Defendant challenges approximately 45 evidentiary rulings made by County Court and contends that each involved evidence that was either irrelevant, prejudicial or inadmissible as hearsay. We have reviewed every challenge and, in addition to finding that many are unpreserved due to defendant's failure to object to them, we also are of the view that they are without merit or do not amount to reversible error (see People v Crimmins, 36 NY2d 230, 242 [1975]; People v Phillips, 55 AD3d 1145, 1147-1148 [2008], lv denied 11 NY3d 899 [2008]).

Finally, inasmuch as the sentence that defendant received on the remaining manslaughter conviction must run concurrent to any sentence imposed for her conviction of reckless endangerment, the sentence as rendered by County Court must be modified accordingly (see Penal Law § 70.25 [2]; People v Laureano, 87 NY2d 640, 643 [1996]; compare People v Ortega, 245 AD2d 213, 214 [1997], lv denied 91 NY2d 1011 [1998]). In our view, the resulting sentence of 5 to 15 years, given the conduct encompassed by these convictions, is neither harsh nor excessive.

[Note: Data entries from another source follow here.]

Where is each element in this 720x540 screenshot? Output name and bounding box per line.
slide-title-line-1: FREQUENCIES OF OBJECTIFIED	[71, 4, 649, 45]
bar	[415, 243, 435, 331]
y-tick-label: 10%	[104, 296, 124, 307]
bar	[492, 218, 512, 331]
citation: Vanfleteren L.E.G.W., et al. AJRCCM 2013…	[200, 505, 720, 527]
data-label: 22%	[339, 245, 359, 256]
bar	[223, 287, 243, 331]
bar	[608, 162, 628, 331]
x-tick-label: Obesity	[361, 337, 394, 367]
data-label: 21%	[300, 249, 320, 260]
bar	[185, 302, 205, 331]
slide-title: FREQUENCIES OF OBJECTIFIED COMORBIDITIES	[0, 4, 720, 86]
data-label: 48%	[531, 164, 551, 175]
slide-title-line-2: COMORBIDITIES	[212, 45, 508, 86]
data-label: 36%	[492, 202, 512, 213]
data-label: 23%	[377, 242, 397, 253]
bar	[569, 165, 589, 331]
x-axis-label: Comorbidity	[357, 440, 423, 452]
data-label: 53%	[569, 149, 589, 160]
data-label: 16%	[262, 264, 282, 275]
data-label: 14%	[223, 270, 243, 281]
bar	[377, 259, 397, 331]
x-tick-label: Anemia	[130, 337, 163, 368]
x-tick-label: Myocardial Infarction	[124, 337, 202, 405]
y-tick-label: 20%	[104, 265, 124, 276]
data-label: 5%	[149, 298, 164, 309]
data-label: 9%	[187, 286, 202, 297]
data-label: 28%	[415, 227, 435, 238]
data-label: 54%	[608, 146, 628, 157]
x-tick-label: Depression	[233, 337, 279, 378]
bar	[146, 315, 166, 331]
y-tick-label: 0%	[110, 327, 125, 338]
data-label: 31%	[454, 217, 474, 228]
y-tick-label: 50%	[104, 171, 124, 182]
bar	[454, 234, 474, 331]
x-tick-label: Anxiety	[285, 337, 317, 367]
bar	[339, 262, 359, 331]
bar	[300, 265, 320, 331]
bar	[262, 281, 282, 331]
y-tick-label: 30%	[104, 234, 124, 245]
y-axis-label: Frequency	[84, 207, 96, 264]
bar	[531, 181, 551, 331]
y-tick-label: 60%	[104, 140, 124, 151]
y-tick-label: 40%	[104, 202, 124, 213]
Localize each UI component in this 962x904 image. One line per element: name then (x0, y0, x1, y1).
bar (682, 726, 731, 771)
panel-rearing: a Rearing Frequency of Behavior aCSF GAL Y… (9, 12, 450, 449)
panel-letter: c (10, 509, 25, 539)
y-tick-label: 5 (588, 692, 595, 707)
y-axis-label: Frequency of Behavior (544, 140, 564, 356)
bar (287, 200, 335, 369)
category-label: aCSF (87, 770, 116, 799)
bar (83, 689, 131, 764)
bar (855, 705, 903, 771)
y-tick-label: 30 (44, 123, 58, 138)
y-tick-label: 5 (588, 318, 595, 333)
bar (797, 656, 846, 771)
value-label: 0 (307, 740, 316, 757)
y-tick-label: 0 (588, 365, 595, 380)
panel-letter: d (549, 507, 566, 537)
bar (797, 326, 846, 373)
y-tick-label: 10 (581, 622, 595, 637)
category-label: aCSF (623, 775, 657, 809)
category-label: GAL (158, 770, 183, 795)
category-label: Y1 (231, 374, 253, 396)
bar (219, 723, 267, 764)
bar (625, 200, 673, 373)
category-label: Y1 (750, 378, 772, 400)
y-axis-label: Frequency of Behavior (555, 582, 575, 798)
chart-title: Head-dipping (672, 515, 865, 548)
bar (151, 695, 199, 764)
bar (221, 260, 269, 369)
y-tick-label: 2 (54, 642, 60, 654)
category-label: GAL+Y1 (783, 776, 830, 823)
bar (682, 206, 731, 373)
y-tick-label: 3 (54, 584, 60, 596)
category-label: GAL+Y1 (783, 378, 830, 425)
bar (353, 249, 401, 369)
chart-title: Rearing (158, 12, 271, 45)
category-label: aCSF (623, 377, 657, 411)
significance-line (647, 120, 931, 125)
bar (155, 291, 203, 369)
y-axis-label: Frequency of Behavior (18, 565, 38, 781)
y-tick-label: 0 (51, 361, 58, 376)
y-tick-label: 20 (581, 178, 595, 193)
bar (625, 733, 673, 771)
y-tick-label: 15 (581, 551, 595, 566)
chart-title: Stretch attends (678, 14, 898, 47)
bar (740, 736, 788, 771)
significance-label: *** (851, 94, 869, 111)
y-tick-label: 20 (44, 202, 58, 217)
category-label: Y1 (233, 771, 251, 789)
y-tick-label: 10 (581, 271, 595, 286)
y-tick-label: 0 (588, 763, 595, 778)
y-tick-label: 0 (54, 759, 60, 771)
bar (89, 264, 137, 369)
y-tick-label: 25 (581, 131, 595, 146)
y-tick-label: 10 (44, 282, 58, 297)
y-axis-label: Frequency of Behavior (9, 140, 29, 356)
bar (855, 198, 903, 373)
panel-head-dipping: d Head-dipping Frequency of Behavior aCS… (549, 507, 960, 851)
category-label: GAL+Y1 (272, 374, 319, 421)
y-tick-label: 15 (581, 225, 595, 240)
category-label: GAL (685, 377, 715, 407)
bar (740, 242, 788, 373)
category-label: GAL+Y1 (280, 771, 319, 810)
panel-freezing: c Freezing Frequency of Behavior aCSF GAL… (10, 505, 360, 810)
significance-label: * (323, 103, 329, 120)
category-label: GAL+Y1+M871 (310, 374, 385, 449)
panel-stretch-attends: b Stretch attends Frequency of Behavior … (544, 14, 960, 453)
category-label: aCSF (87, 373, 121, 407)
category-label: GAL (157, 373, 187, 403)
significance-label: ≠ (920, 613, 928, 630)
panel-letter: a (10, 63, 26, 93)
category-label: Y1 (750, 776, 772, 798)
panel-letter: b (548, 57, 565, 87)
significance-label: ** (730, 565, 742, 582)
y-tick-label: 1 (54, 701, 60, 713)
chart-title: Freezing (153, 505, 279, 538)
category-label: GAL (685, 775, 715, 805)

Defendant's remaining contentions have been reviewed and found to be without merit.

Cardona, P.J., Peters, Stein and McCarthy, JJ., concur.

ORDERED that the judgments are modified, on the law, by reversing defendant's conviction of manslaughter in the second degree under count 6 of the indictment; dismiss said count and the sentence imposed thereon and direct that defendant's sentences on counts 7 and 8 of the indictment shall run concurrently to one another; and, as so modified, affirmed.